Judgment of the ECHR of July 07, 2020 in the case "Dimo Dimov and Others v. Bulgaria" (aplication No. 30044/10).
In 2010, the applicants were assisted in the preparation of aplications. The aplications were subsequently consolidated and communicated to Bulgaria.
The case successfully considered aplications about the insufficiently rapid transfer of the application for release to a court of other territorial jurisdiction for joint consideration, as well as an unjustified two-month ban on re-filing the same application. The case violated the requirements of article 5 of the Convention for the Protection of Human Rights and Fundamental Freedoms.
CIRCUMSTANCES OF THE CASE
In November 2009, the applicants were taken into custody as part of the chosen preventive measure in the criminal case. After rejecting several applications for release from detention, the applicants were eventually released due to the expiration of the maximum period of application of this measure established by law: one year. In 2014, after several requests for additional investigation, noting that the prosecutor's office had not prepared a new indictment, the relevant court stopped the criminal proceedings. The applicants, upon termination of the proceedings, filed a claim for damages for the time spent in custody, and this claim was granted.
The complaint was declared admissible on the merits only in respect of one of the applicants (hereinafter referred to as the applicant).
Regarding compliance with article 5, paragraph 4, of the Convention. (i) the Urgency of consideration. Although one of the applicant's applications for release from detention was considered within four days, which corresponds to the concept of "urgency", the situation with the other application was different: the authorities considered it for 25 days.
More specifically, after the decision of the Bulgarian authorities to join the consideration of his request for release from custody petitions of three co-accused in the case (which was due to the fact that they served in the framework of a criminal case) transfer the request from the Prosecutor's office in the capital of Bulgaria, which received a petition in U.S. district court in another city, which was empowered to consider this request, took 19 days. Even taking into account the distance between the two cities (230 km) and the need to transfer the case file to the district Court so that it could consider the applicant's application with a full examination of the factual circumstances, the Court decided that the delay in considering the application, for which the Bulgarian Prosecutor's Office was solely responsible, was excessive.
(ii) A temporary ban on the filing of applications for release from custody. In rejecting the applicant's second request for release from custody, the court prohibited the applicant from filing further similar requests for two months.
This measure was provided for in the Bulgarian Code of Criminal Procedure. The Court did not rule out the possibility that such a ban could be justified in the case of a clear abuse of the prisoner's procedural rights (for example, if the filing of petitions was used to delay the proceedings or obstruct the investigation). However, it was the Bulgarian authorities who were obliged to demonstrate the necessity of applying this measure by providing relevant and sufficient grounds for the relevant decision to exclude any suspicion of arbitrariness.

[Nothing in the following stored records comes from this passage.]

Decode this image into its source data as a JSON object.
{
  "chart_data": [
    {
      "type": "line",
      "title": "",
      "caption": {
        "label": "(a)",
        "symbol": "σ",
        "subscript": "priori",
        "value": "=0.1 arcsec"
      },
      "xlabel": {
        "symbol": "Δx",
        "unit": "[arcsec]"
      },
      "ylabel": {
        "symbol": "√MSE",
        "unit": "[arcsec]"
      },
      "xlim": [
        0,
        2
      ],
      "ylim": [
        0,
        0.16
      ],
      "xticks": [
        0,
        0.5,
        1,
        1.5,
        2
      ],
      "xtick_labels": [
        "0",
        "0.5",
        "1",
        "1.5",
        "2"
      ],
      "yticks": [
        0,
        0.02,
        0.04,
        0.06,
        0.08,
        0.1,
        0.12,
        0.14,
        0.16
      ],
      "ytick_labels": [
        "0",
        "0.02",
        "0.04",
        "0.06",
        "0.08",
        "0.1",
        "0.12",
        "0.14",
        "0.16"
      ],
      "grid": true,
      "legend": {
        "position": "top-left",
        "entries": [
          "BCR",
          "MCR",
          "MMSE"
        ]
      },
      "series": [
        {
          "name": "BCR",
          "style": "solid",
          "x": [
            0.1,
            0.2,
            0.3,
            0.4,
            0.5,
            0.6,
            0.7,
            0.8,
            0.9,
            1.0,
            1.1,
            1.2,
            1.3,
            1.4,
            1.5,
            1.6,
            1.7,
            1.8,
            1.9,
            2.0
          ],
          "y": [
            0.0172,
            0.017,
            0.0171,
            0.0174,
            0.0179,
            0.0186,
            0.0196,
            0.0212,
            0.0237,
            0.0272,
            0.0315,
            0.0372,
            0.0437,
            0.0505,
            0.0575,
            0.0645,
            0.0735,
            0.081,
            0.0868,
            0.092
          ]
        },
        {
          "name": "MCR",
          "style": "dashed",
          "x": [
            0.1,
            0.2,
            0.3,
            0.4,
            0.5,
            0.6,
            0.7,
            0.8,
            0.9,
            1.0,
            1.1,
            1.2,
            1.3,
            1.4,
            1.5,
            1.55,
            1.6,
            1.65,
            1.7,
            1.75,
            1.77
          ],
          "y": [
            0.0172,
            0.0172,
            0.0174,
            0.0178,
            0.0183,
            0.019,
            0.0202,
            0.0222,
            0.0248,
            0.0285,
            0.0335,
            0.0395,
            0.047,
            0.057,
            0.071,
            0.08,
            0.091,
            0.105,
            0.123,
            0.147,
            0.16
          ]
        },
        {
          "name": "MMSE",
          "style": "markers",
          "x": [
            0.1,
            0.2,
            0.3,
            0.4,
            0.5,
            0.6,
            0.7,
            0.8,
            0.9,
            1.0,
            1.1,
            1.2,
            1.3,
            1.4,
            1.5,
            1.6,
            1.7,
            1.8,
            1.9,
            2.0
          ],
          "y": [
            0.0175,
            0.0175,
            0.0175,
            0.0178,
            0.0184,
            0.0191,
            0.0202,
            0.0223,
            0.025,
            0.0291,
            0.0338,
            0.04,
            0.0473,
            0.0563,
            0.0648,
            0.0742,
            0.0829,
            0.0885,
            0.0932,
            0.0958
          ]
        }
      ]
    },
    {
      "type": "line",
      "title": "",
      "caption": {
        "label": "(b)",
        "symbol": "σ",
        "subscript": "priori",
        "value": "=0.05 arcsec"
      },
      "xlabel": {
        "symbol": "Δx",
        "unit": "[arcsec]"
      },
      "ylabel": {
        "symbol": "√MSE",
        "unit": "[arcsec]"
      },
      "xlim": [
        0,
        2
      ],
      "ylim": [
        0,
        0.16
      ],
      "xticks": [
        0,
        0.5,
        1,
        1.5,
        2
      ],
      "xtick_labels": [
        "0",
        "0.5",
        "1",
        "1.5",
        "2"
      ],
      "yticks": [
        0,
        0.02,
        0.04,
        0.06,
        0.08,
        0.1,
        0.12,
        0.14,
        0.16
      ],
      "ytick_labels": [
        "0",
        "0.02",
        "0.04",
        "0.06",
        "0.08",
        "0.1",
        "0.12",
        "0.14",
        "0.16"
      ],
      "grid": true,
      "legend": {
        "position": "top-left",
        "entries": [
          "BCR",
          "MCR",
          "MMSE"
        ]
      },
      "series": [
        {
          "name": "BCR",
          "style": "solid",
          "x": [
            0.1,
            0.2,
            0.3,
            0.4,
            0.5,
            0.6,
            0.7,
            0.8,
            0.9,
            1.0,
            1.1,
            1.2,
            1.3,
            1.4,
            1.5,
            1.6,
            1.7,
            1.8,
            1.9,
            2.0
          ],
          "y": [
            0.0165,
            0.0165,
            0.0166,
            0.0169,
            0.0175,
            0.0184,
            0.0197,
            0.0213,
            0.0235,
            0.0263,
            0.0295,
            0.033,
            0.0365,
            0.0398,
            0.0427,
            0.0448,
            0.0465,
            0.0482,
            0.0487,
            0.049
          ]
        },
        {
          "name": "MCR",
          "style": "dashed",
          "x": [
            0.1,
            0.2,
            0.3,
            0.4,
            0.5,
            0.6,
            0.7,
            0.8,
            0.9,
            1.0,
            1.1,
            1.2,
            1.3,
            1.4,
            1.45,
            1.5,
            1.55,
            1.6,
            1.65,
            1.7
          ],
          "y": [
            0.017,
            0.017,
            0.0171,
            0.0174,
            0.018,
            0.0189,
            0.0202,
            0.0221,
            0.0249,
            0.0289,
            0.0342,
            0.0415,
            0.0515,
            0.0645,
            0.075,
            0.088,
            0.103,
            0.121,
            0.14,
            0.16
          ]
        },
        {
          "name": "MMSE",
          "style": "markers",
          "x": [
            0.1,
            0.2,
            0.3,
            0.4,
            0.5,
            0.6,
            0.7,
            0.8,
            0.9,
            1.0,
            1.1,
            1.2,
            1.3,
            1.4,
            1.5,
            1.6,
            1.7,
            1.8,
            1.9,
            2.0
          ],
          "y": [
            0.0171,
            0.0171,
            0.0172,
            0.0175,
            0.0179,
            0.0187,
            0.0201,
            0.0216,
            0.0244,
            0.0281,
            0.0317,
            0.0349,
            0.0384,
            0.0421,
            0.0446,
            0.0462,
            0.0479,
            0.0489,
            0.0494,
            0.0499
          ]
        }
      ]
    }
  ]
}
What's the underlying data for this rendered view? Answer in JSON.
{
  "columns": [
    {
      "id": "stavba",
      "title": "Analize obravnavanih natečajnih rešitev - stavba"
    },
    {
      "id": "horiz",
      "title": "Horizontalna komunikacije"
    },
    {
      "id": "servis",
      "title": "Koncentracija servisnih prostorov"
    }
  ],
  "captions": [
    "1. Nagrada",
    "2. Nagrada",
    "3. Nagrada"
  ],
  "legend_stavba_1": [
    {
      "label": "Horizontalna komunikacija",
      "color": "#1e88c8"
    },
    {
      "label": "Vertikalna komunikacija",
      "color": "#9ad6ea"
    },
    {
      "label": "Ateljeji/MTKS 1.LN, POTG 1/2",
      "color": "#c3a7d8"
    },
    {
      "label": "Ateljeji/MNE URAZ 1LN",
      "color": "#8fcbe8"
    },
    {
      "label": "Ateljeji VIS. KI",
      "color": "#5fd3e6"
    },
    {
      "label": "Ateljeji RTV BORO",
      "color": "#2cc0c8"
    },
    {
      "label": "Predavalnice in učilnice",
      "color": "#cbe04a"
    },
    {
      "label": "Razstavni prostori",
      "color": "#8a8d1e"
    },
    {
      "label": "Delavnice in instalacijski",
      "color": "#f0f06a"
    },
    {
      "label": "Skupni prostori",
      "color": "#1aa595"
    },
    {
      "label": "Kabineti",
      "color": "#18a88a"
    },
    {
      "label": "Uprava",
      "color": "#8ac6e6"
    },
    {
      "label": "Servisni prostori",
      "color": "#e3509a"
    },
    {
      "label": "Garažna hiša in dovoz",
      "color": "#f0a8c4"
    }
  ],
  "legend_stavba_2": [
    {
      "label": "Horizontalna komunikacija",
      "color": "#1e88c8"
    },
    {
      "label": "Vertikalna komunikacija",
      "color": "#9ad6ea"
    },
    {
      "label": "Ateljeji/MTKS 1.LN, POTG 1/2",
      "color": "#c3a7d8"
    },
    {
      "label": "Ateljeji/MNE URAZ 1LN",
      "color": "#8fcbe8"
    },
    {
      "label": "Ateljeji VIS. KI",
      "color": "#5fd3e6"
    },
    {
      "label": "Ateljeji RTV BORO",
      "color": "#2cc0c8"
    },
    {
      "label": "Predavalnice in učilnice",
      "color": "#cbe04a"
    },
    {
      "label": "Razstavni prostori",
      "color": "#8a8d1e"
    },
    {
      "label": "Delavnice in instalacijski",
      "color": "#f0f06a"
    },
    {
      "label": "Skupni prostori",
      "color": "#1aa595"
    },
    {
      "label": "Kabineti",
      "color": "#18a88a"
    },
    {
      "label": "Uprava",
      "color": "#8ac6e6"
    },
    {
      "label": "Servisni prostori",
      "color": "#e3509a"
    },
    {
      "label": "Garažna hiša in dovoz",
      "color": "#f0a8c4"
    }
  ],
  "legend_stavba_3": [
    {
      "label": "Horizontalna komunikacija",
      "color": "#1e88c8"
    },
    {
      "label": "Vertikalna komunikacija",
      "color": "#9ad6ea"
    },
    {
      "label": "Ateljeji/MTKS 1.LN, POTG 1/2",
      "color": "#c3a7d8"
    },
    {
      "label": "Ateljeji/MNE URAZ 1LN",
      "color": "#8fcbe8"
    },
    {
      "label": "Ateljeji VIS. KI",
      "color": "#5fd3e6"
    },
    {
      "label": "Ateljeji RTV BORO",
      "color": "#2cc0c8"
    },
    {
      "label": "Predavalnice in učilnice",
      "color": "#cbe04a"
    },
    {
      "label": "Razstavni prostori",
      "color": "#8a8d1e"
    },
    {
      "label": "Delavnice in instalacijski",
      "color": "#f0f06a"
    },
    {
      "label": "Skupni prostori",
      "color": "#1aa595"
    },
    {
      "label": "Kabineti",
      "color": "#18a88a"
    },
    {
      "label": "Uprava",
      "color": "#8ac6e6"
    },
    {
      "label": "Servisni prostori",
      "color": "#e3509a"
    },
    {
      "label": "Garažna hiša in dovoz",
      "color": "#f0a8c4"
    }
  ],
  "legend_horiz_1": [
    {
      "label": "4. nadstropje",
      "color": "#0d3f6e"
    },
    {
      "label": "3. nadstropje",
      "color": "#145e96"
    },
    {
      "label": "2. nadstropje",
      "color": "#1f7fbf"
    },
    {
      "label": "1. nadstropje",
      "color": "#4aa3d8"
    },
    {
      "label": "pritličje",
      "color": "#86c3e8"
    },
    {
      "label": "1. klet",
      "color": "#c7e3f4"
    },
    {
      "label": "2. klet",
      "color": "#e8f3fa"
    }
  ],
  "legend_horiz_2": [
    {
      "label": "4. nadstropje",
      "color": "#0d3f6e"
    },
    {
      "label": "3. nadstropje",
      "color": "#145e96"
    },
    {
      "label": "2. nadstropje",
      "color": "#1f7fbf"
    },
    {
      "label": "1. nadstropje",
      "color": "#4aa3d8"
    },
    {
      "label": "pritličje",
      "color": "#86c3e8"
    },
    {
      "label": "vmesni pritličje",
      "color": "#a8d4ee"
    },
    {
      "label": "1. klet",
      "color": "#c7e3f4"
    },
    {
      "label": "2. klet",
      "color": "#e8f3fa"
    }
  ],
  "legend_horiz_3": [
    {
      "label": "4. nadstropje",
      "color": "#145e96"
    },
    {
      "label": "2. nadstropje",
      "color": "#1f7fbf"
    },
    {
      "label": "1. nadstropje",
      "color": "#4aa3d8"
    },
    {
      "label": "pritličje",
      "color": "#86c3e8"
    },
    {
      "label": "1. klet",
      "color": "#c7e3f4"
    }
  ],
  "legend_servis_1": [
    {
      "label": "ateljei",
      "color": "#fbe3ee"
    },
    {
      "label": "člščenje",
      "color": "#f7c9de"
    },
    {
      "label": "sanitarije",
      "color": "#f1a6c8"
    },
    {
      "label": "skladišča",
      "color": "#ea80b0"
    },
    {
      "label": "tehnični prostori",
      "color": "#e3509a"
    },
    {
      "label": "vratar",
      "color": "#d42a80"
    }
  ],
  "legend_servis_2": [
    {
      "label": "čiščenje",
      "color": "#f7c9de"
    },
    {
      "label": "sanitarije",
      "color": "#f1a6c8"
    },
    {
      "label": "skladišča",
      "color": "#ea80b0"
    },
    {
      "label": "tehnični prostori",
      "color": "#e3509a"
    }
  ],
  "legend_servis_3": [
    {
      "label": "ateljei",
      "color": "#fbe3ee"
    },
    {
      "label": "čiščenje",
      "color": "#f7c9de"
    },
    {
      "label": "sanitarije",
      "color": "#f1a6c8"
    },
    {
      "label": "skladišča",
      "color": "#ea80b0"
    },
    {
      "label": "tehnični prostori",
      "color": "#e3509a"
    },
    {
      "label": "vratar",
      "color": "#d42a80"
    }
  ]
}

Bulgarian legislation does not provide for the possibility of automatic consideration of the question of the legality and necessity of placing a person in custody, prisoners themselves must request such a review. In the present case, when the district court decided to apply the impugned restriction, the applicant had already been detained for five months, at that time he had submitted only one application for release from custody, and the new application had been pending for several days, which together suggested that the applicant had not abused his right to apply for release from custody.
Moreover, the criminal case against the applicant had not yet been completed, which meant that new evidence could be collected that could, for example, confirm the existence of a reasonable suspicion against the applicant. These circumstances made it even more necessary for the Bulgarian courts to provide clear, indisputable arguments to justify the application of the ban in question.
Nevertheless, the district court decided to apply the ban for the maximum period provided for by law, without any explanation of the need for this measure or the chosen period for its application. Consequently, the Court concluded that the measure applied was unjustified and contrary to the applicant's right to have the question of the necessity of his detention examined at regular short intervals.
The case involved a violation of the requirements of article 5, paragraph 4, of the Convention (adopted unanimously).
The Court also found a unanimous violation of article 5, paragraph 5, of the Convention: the applicant received compensation for the damage caused to him by his excessively long detention (which amounts to a complaint under article 5, paragraph 3, of the Convention), but no violation of his rights guaranteed by article 5, paragraph 4, of the Convention was found, and no corresponding compensation was paid to him. The new remedy introduced in Bulgarian law, which provided for special compensation for a violation of article 5, paragraph 4, of the Convention, was not applied retrospectively, and there was no other remedy under which the applicant could have availed himself of the right to compensation under this paragraph after the Judgment of the European Court of Justice.
In the application of article 41 of the Convention. The Court awarded the applicant EUR 5,000 in respect of non-pecuniary damage.